In some circumstances, you might need to give a virtual machine direct access to a physical disk or unused partition on the host computer.
A physical disk directly accesses an existing local disk or partition. You can use physical disks to run one or more guest operating systems from existing disk partitions.
Workstation Pro supports physical disks up to 2TB capacity. Booting from an operating system already set up on an existing SCSI disk or partition is not supported.
Running an operating system natively on the host computer and switching to running it inside a virtual machine is similar to pulling the hard drive out of one computer and installing it in a second computer that has a different motherboard and hardware. The steps you take depend on the guest operating system in the virtual machine. In most cases, a guest operating system that is installed on a physical disk or unused partition cannot boot outside of the virtual machine, even though the data is available to the host system. See the Dual-Boot Computers and Virtual Machines technical note on the VMware Web site for information about using an operating system that can also boot outside of a virtual machine.

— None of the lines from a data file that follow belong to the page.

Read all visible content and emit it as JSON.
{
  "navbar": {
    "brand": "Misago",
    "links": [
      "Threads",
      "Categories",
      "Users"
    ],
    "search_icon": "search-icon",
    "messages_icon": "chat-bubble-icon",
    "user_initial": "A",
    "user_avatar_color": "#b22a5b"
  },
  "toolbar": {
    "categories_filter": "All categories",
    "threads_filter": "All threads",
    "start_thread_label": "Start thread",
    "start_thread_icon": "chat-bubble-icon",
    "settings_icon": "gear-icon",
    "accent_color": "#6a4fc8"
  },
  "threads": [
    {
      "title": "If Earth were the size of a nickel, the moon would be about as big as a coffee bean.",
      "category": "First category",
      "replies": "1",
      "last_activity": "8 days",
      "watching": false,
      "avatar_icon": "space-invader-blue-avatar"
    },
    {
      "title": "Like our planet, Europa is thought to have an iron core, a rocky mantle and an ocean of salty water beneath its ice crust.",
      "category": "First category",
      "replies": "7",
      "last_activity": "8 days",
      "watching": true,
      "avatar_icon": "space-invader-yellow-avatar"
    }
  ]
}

After you configure a virtual machine to use one or more partitions on a physical disk, do not modify the partition tables by running fdisk or a similar utility in the guest operating system. If you use fdisk or a similar utility on the host operating system to modify the partition table of the physical disk, you must recreate the virtual machine physical disk. All files that were on the physical disk are lost when you modify the partition table.
You cannot use a physical disk to share files between the host computer and a guest operating system. Making the same partition visible to both the host computer and a guest operating system can cause data corruption. Instead, use shared folder to share files between the host computer and a guest operating system.